The Protocol Fragmentation Problem
Five major protocols for agentic payments emerged between September 2025 and April 2026: Visa’s Trusted Agent Protocol, OpenAI and Stripe’s Agentic Commerce Protocol, Google’s Universal Commerce Protocol, Stripe’s Machine Payments Protocol, and Google’s Agent Payments Protocol. Coinbase added x402 for crypto-native agent payments.
That’s a fragmentation nightmare for developers. Visa’s response is to support all of them through a single integration. Instead of picking a winner in the protocol wars, Intelligent Commerce Connect is protocol-agnostic—it works with TAP, ACP, UCP, and MPP through the same API. Nobody knows which protocol will dominate. Google’s UCP has coalition weight, OpenAI’s ACP has first-mover advantage in ChatGPT, and Visa’s TAP adds cryptographic identity verification. By supporting all three, Visa positions itself as infrastructure regardless of which protocol wins.
What Developers Can Build Now
Developers can build AI agents that optimize personal spending by choosing payment methods to maximize rewards or minimize fees. Agents can detect unused subscriptions, cancel them, and reallocate funds automatically. For enterprise use, agents can review invoices, verify them against purchase orders, and initiate payments once policy thresholds are met. The infrastructure includes spend limits, multi-factor authentication for transactions above certain thresholds, device binding, and real-time payment confirmation.
Privacy and Security Concerns Are Real
The tension: 52% of consumers are comfortable sharing data with AI shopping agents, but 83% express concerns about privacy and data misuse. That 31-point gap is the biggest adoption barrier.
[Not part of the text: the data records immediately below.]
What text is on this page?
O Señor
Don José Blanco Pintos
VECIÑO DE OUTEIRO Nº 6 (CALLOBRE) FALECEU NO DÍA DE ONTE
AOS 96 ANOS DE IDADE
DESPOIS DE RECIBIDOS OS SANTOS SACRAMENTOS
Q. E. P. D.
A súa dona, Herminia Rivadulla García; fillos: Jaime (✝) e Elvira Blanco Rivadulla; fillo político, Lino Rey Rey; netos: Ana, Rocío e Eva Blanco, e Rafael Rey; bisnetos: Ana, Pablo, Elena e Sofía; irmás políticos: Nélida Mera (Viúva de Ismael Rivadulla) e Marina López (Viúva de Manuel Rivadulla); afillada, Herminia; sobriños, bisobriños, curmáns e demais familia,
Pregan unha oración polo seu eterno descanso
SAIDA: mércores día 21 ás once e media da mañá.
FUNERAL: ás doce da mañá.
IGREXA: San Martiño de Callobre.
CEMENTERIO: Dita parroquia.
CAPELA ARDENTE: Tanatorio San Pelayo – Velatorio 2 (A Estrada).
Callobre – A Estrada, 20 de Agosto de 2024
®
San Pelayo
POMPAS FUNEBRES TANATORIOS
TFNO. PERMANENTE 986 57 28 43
The security challenge is differentiating legitimate AI agents from malicious actors. Current analysis shows a 25% vulnerability rate for agent manipulation. Visa’s Trusted Agent Protocol uses cryptographically signed messages to verify agent identity and user authorization, but the ecosystem hasn’t standardized on a single trust framework.
Then there’s intent drift—agents operating within permissions but producing unwanted outcomes. Solutions require granular, revocable permissions and stronger auditability. The EU AI Act, enforcing in August 2026 with fines up to 7% of global revenue, will force companies to address these issues.
The Crypto Alternative
Decentralized alternatives exist. Coinbase launched x402 in February 2026 for crypto-native agent payments, and Ant Group’s Anvita platform went live in April. The debate isn’t traditional versus crypto—it’s centralized versus decentralized infrastructure. AI agents provide the decision layer, while payment infrastructure provides execution. Visa’s approach is centralized with protocol flexibility. Crypto platforms offer decentralized execution with immutable records. Both models may coexist: enterprise payments favor centralized infrastructure, peer-to-peer transactions may prefer crypto rails.
What This Changes
The timeline compressed. In September 2025, OpenAI’s ACP launched in ChatGPT. By April 2026, Visa has production infrastructure supporting all major protocols with AWS and enterprise partners already deploying. Infrastructure projected for 2028-2030 is available in 2026.
For developers, the constraint is no longer payment integration—it’s solving intent alignment, security, and user trust. The payment rails are ready. What happens next depends on whether the industry can address privacy concerns, prevent agent manipulation, and prove that AI-driven commerce delivers value beyond novelty.